14.2 Forum Selection. Subject to Section 14.4 (Arbitration), the Parties irrevocably submit to the exclusive jurisdiction of the Business Court for any suit, action, or proceeding arising out of or relating to these Articles.

14.3 Injunctive Relief. Nothing herein shall limit any Party’s right to seek temporary, preliminary, or permanent injunctive relief or other equitable remedies in any court of competent jurisdiction.

14.4 Arbitration (Optional).
 (a) Election. The Members [SELECT ONE: “elect” / “do not elect”] to submit to binding arbitration under the Commercial Arbitration Rules of the American Arbitration Association (“AAA”).
 (b) Seat & Language. The seat of arbitration shall be [CITY], North Dakota, and the proceedings shall be conducted in English.
 (c) Consolidation. Any arbitration arising under the Operating Agreement may be consolidated with an arbitration arising under these Articles if the arbitrator(s) determine that common issues of law or fact exist.

14.5 Jury Trial Waiver (Optional). To the extent permitted by applicable law, each Party hereby irrevocably waives trial by jury in any action arising out of or relating to these Articles.

14.6 Attorneys’ Fees. In any dispute arising out of or related to these Articles, the prevailing Party shall be entitled to recover its reasonable attorneys’ fees and costs.


15. GENERAL PROVISIONS

15.1 Severability. If any provision of these Articles is held invalid or unenforceable, the remaining provisions shall remain in full force and effect and shall be construed so as to best effectuate the intent of the Parties.
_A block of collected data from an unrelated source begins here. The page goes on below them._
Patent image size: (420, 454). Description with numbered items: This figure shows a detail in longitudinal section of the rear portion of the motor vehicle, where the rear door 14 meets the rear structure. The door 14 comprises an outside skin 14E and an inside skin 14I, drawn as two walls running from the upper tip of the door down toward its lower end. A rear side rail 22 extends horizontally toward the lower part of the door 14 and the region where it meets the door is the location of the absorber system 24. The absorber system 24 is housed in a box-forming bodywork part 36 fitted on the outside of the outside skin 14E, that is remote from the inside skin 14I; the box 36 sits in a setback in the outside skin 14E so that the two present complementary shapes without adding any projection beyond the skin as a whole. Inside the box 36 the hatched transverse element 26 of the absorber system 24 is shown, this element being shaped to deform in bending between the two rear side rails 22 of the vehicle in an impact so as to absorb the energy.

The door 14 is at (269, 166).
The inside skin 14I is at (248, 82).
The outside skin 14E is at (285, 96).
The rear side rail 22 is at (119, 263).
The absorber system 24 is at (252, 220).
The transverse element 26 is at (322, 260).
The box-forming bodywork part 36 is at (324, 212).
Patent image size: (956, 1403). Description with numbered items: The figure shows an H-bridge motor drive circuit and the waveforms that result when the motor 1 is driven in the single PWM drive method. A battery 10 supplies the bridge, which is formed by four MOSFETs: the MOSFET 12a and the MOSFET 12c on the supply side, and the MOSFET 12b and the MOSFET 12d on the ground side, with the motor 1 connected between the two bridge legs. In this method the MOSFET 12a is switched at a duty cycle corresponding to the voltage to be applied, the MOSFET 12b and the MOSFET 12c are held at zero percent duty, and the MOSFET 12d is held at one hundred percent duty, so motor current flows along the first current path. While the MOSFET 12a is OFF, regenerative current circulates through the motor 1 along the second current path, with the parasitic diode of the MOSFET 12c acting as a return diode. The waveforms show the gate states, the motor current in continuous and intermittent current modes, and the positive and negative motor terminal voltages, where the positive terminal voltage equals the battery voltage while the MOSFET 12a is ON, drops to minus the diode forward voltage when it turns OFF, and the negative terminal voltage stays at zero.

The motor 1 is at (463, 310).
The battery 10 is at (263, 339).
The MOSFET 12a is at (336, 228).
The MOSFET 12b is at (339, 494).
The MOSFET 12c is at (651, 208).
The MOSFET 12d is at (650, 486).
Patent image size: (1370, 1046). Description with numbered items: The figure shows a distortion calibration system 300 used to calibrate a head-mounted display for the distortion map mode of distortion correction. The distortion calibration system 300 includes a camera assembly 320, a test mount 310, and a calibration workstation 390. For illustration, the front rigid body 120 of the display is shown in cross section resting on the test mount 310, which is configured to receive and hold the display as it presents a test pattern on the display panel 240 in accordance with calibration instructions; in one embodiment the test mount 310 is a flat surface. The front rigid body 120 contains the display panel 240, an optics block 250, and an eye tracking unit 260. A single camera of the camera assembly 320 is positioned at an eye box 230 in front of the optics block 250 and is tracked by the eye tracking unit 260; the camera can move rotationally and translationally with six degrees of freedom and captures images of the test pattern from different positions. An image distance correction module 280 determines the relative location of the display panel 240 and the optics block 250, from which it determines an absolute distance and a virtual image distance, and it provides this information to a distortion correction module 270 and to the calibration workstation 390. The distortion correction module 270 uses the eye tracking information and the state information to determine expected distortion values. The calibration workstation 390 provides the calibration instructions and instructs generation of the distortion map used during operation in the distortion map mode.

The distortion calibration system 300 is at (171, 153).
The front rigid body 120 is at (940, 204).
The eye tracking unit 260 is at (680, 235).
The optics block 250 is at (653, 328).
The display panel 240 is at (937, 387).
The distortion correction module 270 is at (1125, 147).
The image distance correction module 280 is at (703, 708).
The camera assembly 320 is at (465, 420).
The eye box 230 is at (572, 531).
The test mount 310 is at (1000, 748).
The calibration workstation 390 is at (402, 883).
15.2 Entire Agreement. These Articles constitute the entire charter of the Company and supersede all prior understandings with respect to the subject matter hereof, except that they shall be read in conjunction with any Operating Agreement adopted pursuant hereto.

15.3 Successors & Assigns. These Articles shall be binding upon and inure to the benefit of the Company and its successors and assigns.

15.4 Counterparts; Electronic Signatures. These Articles may be executed in multiple counterparts, each of which shall be deemed an original, but all of which together shall constitute one instrument. Signatures transmitted by facsimile, .pdf, or other electronic means shall be deemed original signatures for all purposes.

15.5 Headings. Section headings are for convenience only and shall not affect the interpretation of these Articles.


16. EXECUTION BLOCK

IN WITNESS WHEREOF, the undersigned Organizer has executed these Articles of Organization on the date set forth below and affirms, under penalty of perjury, that the facts stated herein are true.

By: _______
Name: [ORGANIZER NAME]
Title: Organizer
Date: [DATE]

[// GUIDANCE: ND does not require notarization for Articles of Organization; however, verify current Secretary of State form instructions. Attach any supplemental schedules (e.g., initial Members/Managers, publication affidavit) as exhibits.]


Exhibit A (Optional)

Form of Publication Notice

NOTICE OF FORMATION
[FULL LEGAL NAME OF COMPANY, LLC] has been formed under the North Dakota Limited Liability Company Act. The principal office is located at [ADDRESS], and the registered agent is [AGENT NAME & ADDRESS]. The Company is [Member-managed / Manager-managed] and commenced business on [EFFECTIVE DATE].